Mr. Satanovsky said part of the decision to choose Kirshenbaum-Bond, which has done work for Van Cleef & Arpels jewelers and NetJets private jets, was because of that experience with similar luxury brands. But the marketing for the brand is limited. Rolls-Royce has rarely, if ever, used traditional TV and print campaigns, and in fact KBS&P is charged with creating campaigns focused on North American car connoisseurs that include direct marketing, acquisition and loyalty programs, customer relationship management, segmentation strategies and interactive marketing initiatives. KBS&P was recently named lead creative agency for BMW North America. Rolls-Royce Motor Cars is a subsidiary of BMW, though they operate as separate brands.
Rolls-Royce isn't looking to appeal to the masses here. The company, Mr. Satanovsky said, sold just 2,711 cars worldwide last year -- and yet that was its best year ever, with the vehicles coming in at a sticker price anywhere between $180,000 and $500,000. There are only 82 dealerships worldwide, including 32 in the U.S., three in Canada and one in Mexico.
"Less than 1/10 of 1% of the U.S. can or will buy a Rolls-Royce," said Steve Thibodeau, chief digital officer at KBS&P told AdAge.com. "Their target audience is so exclusive, it's almost mind-boggling how difficult it is to reach this audience and the lifestyle they lead. Some of it is old money, some is new money, some is inherited money. Some are rappers, some are tech people, some are athletes. The way they shop for a car is like shopping for a work of art. It's like cultivating a collection."

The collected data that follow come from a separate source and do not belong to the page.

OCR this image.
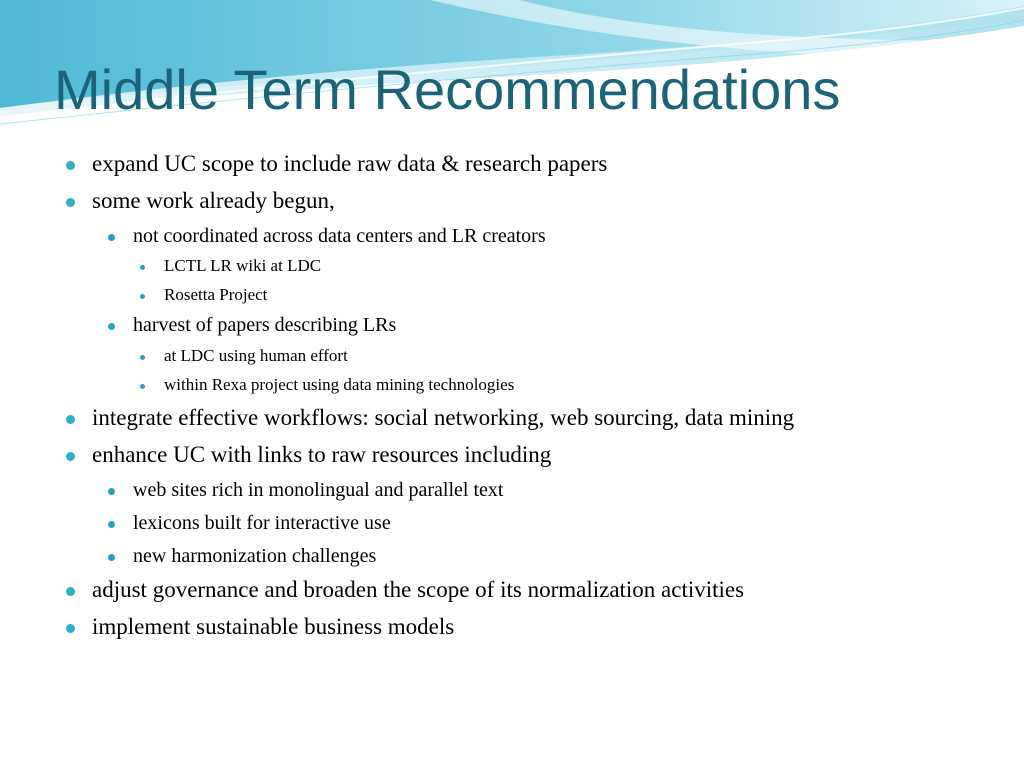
Middle Term Recommendations
expand UC scope to include raw data & research papers
some work already begun,
not coordinated across data centers and LR creators
LCTL LR wiki at LDC
Rosetta Project
harvest of papers describing LRs
at LDC using human effort
within Rexa project using data mining technologies
integrate effective workflows: social networking, web sourcing, data mining
enhance UC with links to raw resources including
web sites rich in monolingual and parallel text
lexicons built for interactive use
new harmonization challenges
adjust governance and broaden the scope of its normalization activities
implement sustainable business models
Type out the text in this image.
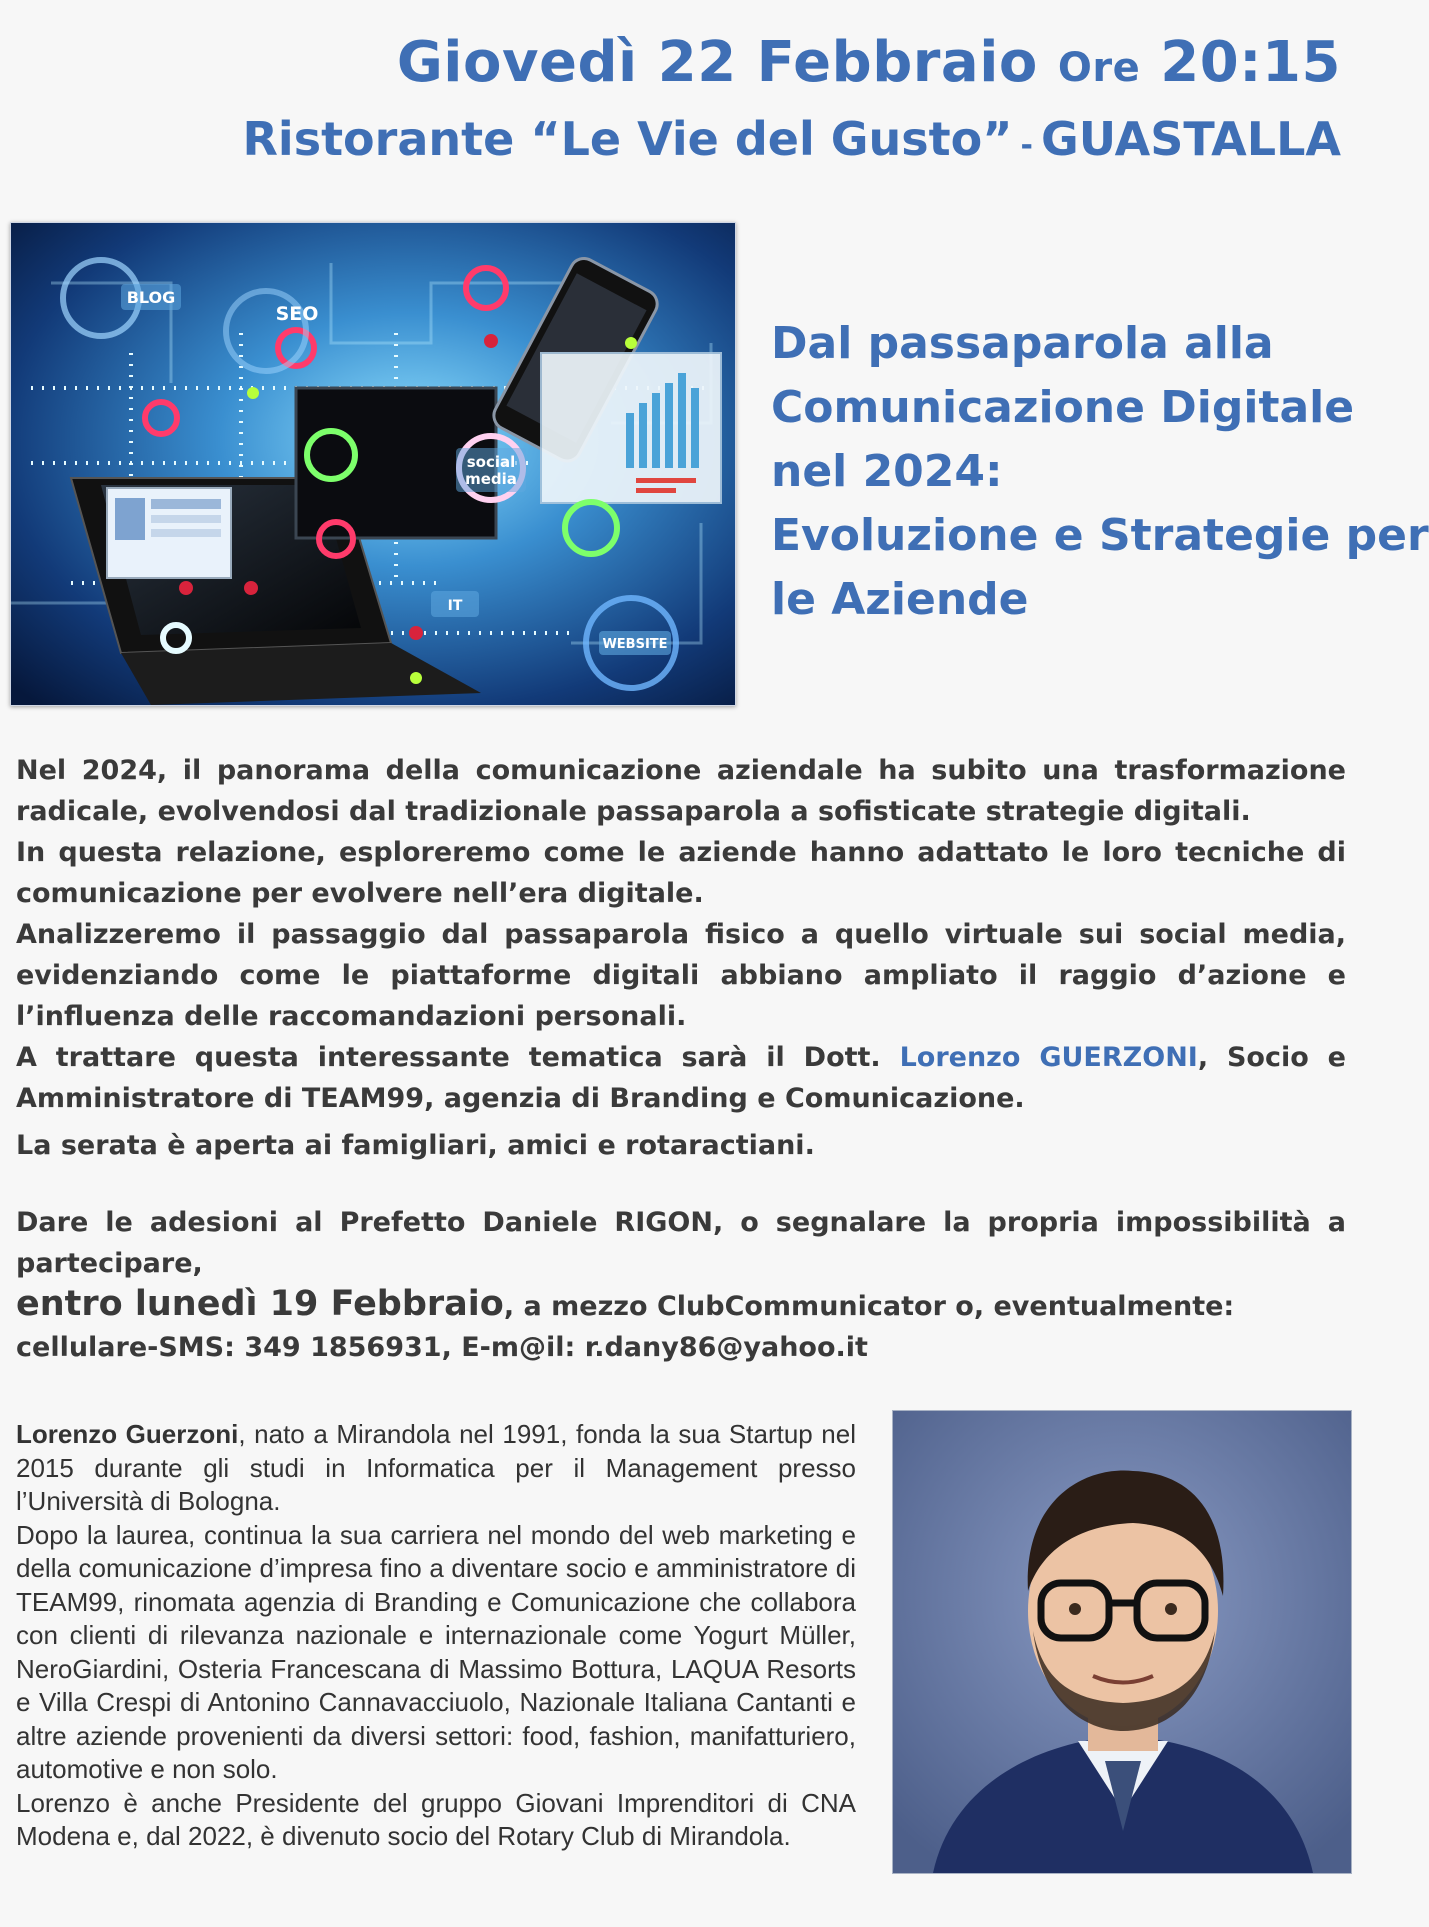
Giovedì 22 Febbraio Ore 20:15
Ristorante “Le Vie del Gusto” - GUASTALLA
BLOG
SEO
social
media
IT
WEBSITE
Dal passaparola alla
Comunicazione Digitale
nel 2024:
Evoluzione e Strategie per
le Aziende

Nel 2024, il panorama della comunicazione aziendale ha subito una trasformazione radicale, evolvendosi dal tradizionale passaparola a sofisticate strategie digitali.

In questa relazione, esploreremo come le aziende hanno adattato le loro tecniche di comunicazione per evolvere nell’era digitale.

Analizzeremo il passaggio dal passaparola fisico a quello virtuale sui social media, evidenziando come le piattaforme digitali abbiano ampliato il raggio d’azione e l’influenza delle raccomandazioni personali.

A trattare questa interessante tematica sarà il Dott. Lorenzo GUERZONI, Socio e Amministratore di TEAM99, agenzia di Branding e Comunicazione.

La serata è aperta ai famigliari, amici e rotaractiani.

Dare le adesioni al Prefetto Daniele RIGON, o segnalare la propria impossibilità a partecipare,
entro lunedì 19 Febbraio, a mezzo ClubCommunicator o, eventualmente:
cellulare-SMS: 349 1856931, E-m@il: r.dany86@yahoo.it

Lorenzo Guerzoni, nato a Mirandola nel 1991, fonda la sua Startup nel 2015 durante gli studi in Informatica per il Management presso l’Università di Bologna.

Dopo la laurea, continua la sua carriera nel mondo del web marketing e della comunicazione d’impresa fino a diventare socio e amministratore di TEAM99, rinomata agenzia di Branding e Comunicazione che collabora con clienti di rilevanza nazionale e internazionale come Yogurt Müller, NeroGiardini, Osteria Francescana di Massimo Bottura, LAQUA Resorts e Villa Crespi di Antonino Cannavacciuolo, Nazionale Italiana Cantanti e altre aziende provenienti da diversi settori: food, fashion, manifatturiero, automotive e non solo.

Lorenzo è anche Presidente del gruppo Giovani Imprenditori di CNA Modena e, dal 2022, è divenuto socio del Rotary Club di Mirandola.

Asked how he will approach such a thin population with, say, direct mail, Mr. Thibodeau said, "It won't be with a postcard or a No. 10 envelope. It will be more like hand-made artifacts; give somebody something of value, something that makes them want to pick up the phone and make an appointment (with a dealer)."
Mr. Thibodeau said KBS&P will also be heavily involved in event marketing. In the past, Rolls-Royce has had a presence at such events as golf tournaments at tony Pebble Beach, Calif., and the Kentucky Derby. But local events are the bread and butter of the dealerships.
"These are very relationship-based sales, and from a marketing standpoint it's very event-driven," said Thomas Roach, sales manager for Rolls-Royce Motor Cars of Greenwich, Conn. "We'll do a luncheon, for example, for 12 couples that are prospective buyers. We'll use a fleet of Rolls-Royces and we'll all drive somewhere to a very nice place. Rolls-Royce would rather do that than have an open luncheon for 300 people where maybe you get two, three prospective buyers."
Even parent company BMW doesn't feel the need to put big dollars behind Rolls-Royce. In the first six months of the year, BMW has spent $78 million while less than $100,000 has been against Rolls-Royce, according to Kantar Media and Ad Age DataCenter research.
"We cater to a different clientele," said Mr. Satanovsky, who noted that global Rolls-Royce sales are up 60% through the first nine months of the year compared to 2010. "We're a small manufacturer. It takes 22 days to build a ghost, up to 22 days to build a Phantom because they're hand-made. With our Rolls-Royce Bespoke program, it can take three to six months to customize a car. Ordering a Rolls-Royce is really like commissioning a piece of art."